Since then, several landowners have sued to stop the line and several members of Congress introduced legislation that would require projects to receive state approval. Officials representing the company believe the line will be approved.
And you know what else? The Plains & Eastern Clean Line has no customers. It has no revenue. There's no need to build something that nobody is going to use. In fact, it's just not possible to do that, no matter how many lists this project gets put on.
Electric transmission is not like a highway, or an airport. Electric transmission is always paid for by its user. It's not a "free" highway that the public can use on a whim. Electric transmission is always built with private investor cash, in exchange for a return on equity. There are two distinctly different kinds of transmission projects.
The first kind is ordered by a regional transmission planner and cost allocated to a select group of electric ratepayers who will pay to use it. The ratepayers are forced to create the future regulated revenue stream. This kind of project's return on equity is set by regulators, who must approve the rates it charges in exchange for creating a captive ratepayer revenue stream. Investors receive a regulated rate of return paid by customers.
The second kind of transmission project is the kind these "experts" have included on their many lists. It's a merchant transmission project that has not been examined or ordered by a regional transmission planner.
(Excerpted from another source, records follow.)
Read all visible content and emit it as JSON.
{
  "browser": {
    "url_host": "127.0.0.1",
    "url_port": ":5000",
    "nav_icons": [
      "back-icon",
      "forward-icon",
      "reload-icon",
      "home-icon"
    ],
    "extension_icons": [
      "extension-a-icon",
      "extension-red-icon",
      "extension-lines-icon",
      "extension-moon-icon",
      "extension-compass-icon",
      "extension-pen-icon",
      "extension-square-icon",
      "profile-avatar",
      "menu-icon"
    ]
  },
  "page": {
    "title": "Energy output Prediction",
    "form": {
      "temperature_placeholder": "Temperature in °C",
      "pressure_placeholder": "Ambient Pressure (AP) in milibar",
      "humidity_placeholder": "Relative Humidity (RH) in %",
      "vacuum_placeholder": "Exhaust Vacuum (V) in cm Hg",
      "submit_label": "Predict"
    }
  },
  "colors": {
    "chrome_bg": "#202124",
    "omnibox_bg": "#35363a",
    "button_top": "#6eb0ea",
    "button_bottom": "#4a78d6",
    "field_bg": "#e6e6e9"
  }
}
It has no captive ratepayers to create a future revenue stream. Instead, merchant transmission projects are the financial responsibility of their owners, who must create a future revenue stream from signed contracts with voluntary customers. This project's return on equity is created by the market. If there's a need for it, voluntary customers will set market price for its use, and the return for investors comes out of any profits it can earn through rates. A merchant project must have confirmed customers that create a revenue stream before it can be financed and built.
A transmission project, no matter which kind, must have a confirmed future revenue stream before investors will plunk their money down. Who invests without knowing how, if, or how much, return they will receive on their investment? Nobody, that's who. And that's another thing seriously wrong with the "expert" infrastructure list.
And private investors are not going to build the projects without a return on investment, which might come from tolls for a new road or higher utility rates for an energy project, for example.
Greg DiLoreto with the American Society of Civil Engineers says that difference is important.
“Financing infrastructure is not the funding of infrastructure,” he said. “Financing is access to capital to do that funding, but at the end of the day you have to have cold, hard cash to build these projects that need building…”
Clean Line has no customers for its projects. It has no revenue stream. Being on an infrastructure list does not create one. Being on an infrastructure list does not create captive customers.
These infrastructure "experts" are nothing more than uninformed clowns, but the real Bozos are the merchant transmission companies schmoozing and lobbying and wasting their money to get their loser projects on some list. List or no list, the Clean Line projects just aren't happening.